Pakistan's armed forces and its Inter-Services Intelligence Directorate will be more willing to sacrifice American defence assistance, U.S. taxpayer money and all other goodies that come with that relationship, rather than cut off decades-long ties with extremists who are seen as effective proxies to check arch-rival India's influence over the region.
Expressing this view in an article for The National Interest, Daniel DePetris, a fellow at Defense Priorities, says, "The Beltway foreign policy establishment needs to snap itself out of the delusion that the Pakistanis will change their stripes. It will take a lot more than an aid cut or a public scolding (by President Donald Trump) to capture the Pakistani Army's attention."

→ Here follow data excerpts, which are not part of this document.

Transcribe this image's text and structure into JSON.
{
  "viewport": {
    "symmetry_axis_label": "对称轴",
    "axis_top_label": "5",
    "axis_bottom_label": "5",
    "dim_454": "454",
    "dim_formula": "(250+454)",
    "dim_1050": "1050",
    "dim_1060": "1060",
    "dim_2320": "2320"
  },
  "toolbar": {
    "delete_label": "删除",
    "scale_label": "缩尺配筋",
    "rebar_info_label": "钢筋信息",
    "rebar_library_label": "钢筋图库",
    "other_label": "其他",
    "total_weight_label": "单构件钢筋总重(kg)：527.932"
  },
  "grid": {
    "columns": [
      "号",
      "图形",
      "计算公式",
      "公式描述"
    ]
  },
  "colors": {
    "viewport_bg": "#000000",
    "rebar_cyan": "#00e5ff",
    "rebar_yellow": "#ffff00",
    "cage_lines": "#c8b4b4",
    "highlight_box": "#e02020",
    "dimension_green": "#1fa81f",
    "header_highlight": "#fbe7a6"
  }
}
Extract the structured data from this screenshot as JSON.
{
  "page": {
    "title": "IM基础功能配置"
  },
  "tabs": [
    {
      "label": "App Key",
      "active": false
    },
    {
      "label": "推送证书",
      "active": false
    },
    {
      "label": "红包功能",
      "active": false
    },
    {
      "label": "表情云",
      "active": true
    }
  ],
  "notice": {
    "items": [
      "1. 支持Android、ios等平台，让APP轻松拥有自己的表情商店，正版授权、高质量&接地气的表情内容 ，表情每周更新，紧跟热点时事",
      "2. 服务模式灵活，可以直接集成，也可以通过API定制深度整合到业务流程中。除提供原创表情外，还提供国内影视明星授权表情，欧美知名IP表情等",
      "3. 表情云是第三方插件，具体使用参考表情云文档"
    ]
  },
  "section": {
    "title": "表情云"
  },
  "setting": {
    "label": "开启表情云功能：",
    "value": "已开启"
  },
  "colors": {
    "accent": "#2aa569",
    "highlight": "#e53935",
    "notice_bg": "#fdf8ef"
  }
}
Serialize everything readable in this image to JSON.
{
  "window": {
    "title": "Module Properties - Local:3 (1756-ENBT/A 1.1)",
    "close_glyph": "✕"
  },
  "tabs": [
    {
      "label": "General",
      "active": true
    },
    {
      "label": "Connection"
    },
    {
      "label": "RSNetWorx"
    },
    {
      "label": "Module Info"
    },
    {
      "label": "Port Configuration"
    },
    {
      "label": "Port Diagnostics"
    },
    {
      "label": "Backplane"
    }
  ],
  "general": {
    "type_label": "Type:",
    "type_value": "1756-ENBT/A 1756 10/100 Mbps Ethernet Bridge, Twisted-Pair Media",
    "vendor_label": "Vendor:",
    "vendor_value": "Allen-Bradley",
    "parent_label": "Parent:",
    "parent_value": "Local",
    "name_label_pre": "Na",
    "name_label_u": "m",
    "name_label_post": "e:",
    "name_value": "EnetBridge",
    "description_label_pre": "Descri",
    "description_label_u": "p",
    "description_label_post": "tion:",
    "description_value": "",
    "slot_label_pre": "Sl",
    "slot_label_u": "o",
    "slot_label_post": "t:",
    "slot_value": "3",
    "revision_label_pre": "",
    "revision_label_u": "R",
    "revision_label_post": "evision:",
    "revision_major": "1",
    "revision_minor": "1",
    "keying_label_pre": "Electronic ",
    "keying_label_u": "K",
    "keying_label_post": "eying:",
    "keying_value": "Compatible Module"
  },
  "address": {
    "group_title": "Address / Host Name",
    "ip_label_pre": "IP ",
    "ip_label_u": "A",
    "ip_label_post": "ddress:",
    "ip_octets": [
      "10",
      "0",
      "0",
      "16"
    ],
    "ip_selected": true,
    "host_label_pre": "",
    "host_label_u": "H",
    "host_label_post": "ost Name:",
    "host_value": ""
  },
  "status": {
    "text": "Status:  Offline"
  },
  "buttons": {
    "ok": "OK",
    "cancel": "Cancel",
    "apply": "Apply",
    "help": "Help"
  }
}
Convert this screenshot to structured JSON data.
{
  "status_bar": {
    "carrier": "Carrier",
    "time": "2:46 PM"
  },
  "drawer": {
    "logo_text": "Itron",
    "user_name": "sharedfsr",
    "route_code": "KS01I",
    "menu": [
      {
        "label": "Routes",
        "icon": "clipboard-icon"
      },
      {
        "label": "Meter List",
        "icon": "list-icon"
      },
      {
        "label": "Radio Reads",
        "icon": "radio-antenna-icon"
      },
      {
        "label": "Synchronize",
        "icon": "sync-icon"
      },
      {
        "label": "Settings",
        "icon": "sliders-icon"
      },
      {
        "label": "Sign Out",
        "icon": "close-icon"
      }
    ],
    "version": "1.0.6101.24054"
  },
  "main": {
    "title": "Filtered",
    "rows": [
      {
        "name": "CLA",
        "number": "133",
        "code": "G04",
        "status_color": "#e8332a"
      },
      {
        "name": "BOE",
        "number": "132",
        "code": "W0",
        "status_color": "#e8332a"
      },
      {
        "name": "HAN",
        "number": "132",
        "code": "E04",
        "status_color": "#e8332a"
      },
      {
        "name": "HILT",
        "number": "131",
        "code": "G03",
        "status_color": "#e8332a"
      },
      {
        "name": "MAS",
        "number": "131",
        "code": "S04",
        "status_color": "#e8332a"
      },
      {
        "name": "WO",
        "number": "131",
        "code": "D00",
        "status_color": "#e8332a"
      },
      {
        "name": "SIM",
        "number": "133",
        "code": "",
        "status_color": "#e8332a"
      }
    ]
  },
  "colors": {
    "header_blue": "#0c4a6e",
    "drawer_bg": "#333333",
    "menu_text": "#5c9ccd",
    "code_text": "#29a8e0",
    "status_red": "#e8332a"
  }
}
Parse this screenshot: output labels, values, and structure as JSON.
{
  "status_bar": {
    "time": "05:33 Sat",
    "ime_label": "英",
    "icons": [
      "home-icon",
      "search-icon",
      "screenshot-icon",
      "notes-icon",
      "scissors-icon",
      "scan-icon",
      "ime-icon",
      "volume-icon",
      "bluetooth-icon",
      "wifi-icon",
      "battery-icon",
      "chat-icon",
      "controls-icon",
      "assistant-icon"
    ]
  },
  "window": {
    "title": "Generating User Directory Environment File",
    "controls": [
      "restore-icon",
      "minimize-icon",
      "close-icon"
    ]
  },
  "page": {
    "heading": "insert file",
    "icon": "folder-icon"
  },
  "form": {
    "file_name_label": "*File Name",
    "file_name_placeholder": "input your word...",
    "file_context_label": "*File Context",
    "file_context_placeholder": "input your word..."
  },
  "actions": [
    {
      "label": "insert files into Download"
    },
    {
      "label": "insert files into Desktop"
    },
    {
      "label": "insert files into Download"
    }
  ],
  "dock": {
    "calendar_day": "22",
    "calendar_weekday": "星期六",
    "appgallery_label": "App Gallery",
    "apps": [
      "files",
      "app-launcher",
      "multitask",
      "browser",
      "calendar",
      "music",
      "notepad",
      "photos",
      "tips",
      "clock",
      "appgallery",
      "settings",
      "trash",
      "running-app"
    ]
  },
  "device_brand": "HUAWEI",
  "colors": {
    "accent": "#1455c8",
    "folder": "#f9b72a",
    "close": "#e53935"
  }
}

"And even then, the generals running the show may see a higher value in groups like the Afghan Taliban and the Haqqani Network than in an annual billion-dollar check from Washington," he adds.
He maintains that circumstances or an issue at hand determines the Washington-Islamabad narrative.
"(They) can either be partners working in concert or adversaries," DePetris says.
Both nations, in effect, view one another warily at best and hostile, ungrateful, or duplicitous at worst. A relationship such as this, even one that is transactional, cannot stand for long, he warns.
He opines that the relationship between the United States and Pakistan is not so much about personalities, but more about the two holding completely different views of which terrorist groups should take priority and how Afghanistan should be governed.
In Afghanistan, U.S. policy has been consistent about supporting Kabul in its aim of grinding down Taliban insurgents in order to convince its leadership to reconcile and join the mainstream, and to ensure that Afghanistan never becomes a haven for transnational terrorism.
For the Pakistanis, Afghanistan isn't necessarily about terrorism, but an indelible extension of its intense historical and geopolitical rivalry with India.
India in the eyes of the Pakistani military remains a top threat to Pakistan's national sovereignty and security. An Indian role in Afghanistan, however benign or insignificant, is frowned upon in Islamabad as yet another attempt by New Delhi to encircle it, contain Pakistan's freedom of movement, and gain additional leverage in the region at its expense.
Within the Pakistani military establishment, it's simply impossible and inconceivable for India to foment deep roots in a country that it views-rightly or wrongly-as within its sphere of influence.
Armed groups that the United States designates as terrorist organizations or impediments to an Afghan peace process are utilized as assets in Pakistan to keep India's regional influence at bay.
"The Haqqani Network, the Afghan Taliban, Lashkar e-Taiba, and the any number of extremist organisations that operate, fundraise and recruit on Pakistani soil are not so much agents of destruction for Pakistan as they are valuable cards in the deck. The groups are not to be shunned or combated, but exploited as tools in Pakistan's national-security strategy against New Delhi," DePetris concludes.